The Times West Virginian

Bob Herzel

January 18, 2013

HERTZEL COLUMN: Huggins frustrated with inconsistency

MORGANTOWN — There is going to come a day when Bob Huggins will back on this season as one of his finest coaching jobs.

It won’t come soon, for he is too close to it now, too involved, his emotions too entangled with the wins and the losses of his West Virginia University basketball team rather than what he had gone through to try and piece together a winner out of a team that just didn’t fit together, a team that won half of its first 16 games.

It was a team without a star, team without a go-to player, a team that couldn’t shoot straight, a team that really lacked the kind of chemistry necessary to endure tough times.

Yet this 8-8 team was just 10 points from being a 12-4 team, just three points in consecutive Big 12 losses from being 3-1 instead of 1-3 for it had managed to drop a 65-64 home game to Kansas State on a foul that was called against it and a 69-67 road game at Iowa State when a similar foul was overlooked.

This inconsistency in the officiating matched, if not topped, the inconsistency in the play of his team, and if there is any one thing a coach cannot handle it is inconsistency it leaves him with no right moves and no wrong moves, only guesses as to how a game will play out no matter what he does.

The inconsistency on his own team it is up to him to take care of, but what you do make of inconsistency in officiating?

In the Kansas State game, a one-point loss in which Shane Southwell sank a pair of free throws with 21.4 seconds left to win the game, Huggins had no problem with the call.

But when, in the closing seconds just after Iowa State had snatched the lead when WVU’s defense broke down at an inopportune moment, Eron Harris was trying to get the ball into position for a last-season shot, something he’s become pretty good at, only to be bumped and knocked to the floor.

Expecting a shrill whistle to quiet the riotous Iowa State crowd was useless for the officials were not about to do any tooting in that situation.

“I just can’t believe that we come off a home (game) where a guy gets bumped and falls down and it’s a foul, and there’s no question there’s a bump (on Harris) and he falls down and there’s no call,” Huggins would say in the aftermath.

“I don’t care what they call. It just has to be consistent throughout the league.”

Huggins, of course, has been around long enough to know that you are not going to get that kind consistency from officials, not in the Big 12 or Big East, not any more than he has been able to get it out of his players.

That is what has made this coaching job so challenging, so demanding and so frustrating, for Huggins has had to treat each game as an individual entity, and no matter what his plan was going in, he had to change of the fly to adjust to who was capable of doing what.

The Iowa State game was a perfect example, a game in which he fell 18 points behind, a game in which he was without the one guard who looked like he might be a consistent scorer for him, then lost the guard that gave his team energy in Gary Browne.

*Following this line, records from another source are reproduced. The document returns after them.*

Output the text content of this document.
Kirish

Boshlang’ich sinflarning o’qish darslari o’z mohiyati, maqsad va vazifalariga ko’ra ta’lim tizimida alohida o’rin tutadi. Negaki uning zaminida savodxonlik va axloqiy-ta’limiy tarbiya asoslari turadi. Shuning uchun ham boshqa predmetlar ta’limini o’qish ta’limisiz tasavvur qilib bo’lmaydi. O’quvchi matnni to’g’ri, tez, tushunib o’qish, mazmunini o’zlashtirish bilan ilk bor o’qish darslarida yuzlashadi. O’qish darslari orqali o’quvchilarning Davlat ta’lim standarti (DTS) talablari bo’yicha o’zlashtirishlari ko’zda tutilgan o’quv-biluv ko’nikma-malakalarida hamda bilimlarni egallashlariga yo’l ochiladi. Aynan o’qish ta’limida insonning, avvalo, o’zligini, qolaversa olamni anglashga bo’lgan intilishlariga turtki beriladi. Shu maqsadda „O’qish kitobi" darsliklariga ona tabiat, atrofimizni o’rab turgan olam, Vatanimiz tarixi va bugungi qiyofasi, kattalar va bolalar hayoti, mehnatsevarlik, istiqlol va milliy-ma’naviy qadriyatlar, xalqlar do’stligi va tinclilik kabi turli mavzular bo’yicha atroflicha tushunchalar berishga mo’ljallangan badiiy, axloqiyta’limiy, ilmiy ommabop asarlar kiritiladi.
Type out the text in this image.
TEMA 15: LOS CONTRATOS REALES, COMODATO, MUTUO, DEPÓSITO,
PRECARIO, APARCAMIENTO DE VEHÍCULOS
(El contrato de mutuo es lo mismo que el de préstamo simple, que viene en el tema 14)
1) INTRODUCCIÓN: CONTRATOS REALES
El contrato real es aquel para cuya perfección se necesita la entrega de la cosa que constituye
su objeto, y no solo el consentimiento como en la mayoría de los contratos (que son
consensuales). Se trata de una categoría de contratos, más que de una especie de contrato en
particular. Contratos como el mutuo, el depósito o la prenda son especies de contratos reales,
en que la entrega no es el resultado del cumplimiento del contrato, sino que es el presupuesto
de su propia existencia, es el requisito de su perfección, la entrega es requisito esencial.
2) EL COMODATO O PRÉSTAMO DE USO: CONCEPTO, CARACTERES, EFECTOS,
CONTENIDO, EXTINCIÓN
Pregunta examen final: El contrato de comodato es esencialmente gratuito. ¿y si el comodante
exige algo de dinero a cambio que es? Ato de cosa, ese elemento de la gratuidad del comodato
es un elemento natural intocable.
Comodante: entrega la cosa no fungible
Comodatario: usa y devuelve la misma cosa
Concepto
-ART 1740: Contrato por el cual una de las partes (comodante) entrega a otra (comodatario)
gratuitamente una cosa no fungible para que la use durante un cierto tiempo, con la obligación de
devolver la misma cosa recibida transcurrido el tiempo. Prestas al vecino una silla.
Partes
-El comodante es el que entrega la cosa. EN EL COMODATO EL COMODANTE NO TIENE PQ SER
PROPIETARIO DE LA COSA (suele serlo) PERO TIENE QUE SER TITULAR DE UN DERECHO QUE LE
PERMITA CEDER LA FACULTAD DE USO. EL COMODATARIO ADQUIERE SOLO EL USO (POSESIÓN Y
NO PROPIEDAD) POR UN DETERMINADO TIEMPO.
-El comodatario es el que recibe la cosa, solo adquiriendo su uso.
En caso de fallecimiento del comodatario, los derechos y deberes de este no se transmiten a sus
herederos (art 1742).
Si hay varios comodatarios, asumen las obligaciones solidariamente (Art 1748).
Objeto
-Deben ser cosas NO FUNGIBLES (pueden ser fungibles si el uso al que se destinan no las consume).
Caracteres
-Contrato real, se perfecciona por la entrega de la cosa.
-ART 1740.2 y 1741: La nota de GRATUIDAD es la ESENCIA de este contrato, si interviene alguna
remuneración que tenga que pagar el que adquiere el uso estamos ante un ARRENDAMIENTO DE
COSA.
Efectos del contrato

He tried to do what he could with the team he had, to get something out of his big men, but once again they could not deliver, and finally had to make some desperation moves, re-discovering Matt Humphrey in the shadows of basketball purgatory and getting him into the mix.

When no one else could score, Humphrey did. It helped light up Harris for a magnificent run of long-range 3s that allowed WVU to outscore Iowa State 31-13 down the stretch to darn near pull out the game.

Again, this shuffling, experimenting turned on lights for Huggins, showed him not only what his best chance to win this game was, but why, and that it probably was the right direction to take through the rest of the season.

“The truth of the matter is the team was built to play in the Big East where you got big, physical people,” Huggins said. “This is not a big, physical league by any stretch of the imagination. Everyone is playing smaller, quicker guys.

“We’re going to have to have to go small and take our chances because playing with those big guys hasn’t worked. It just has not worked.”

Deniz Kilicli, Aaric Murray and Dominique Rutledge haven’t been able to do what was asked of them.

“We started the year and we were going to hard hedge, and they didn’t do that. So we said we were going to push up and they didn’t do that. Then we said we were going to double and they didn’t do that. Then we said we were going to push to the baseline and they didn’t do that,” Huggins said.

“We’re going to switch everything. We’re going to play one big and switch everything. We’ll get one of those bigs who will slide his feet and stay in front of somebody. We’re really small, but we’ll front everything like we did today.”

Huggins admitted that he just couldn’t watch it any longer.

“I’m done. They’ve had every chance conceivable,” he said. “We don’t have a choice, particularly the way the game is being called. It’s not an indictment on anyone. It’s just the way the game is being called.

“It’s not advantageous to have a post guy, so we need to go small and really work hard on penetrating and pitching.”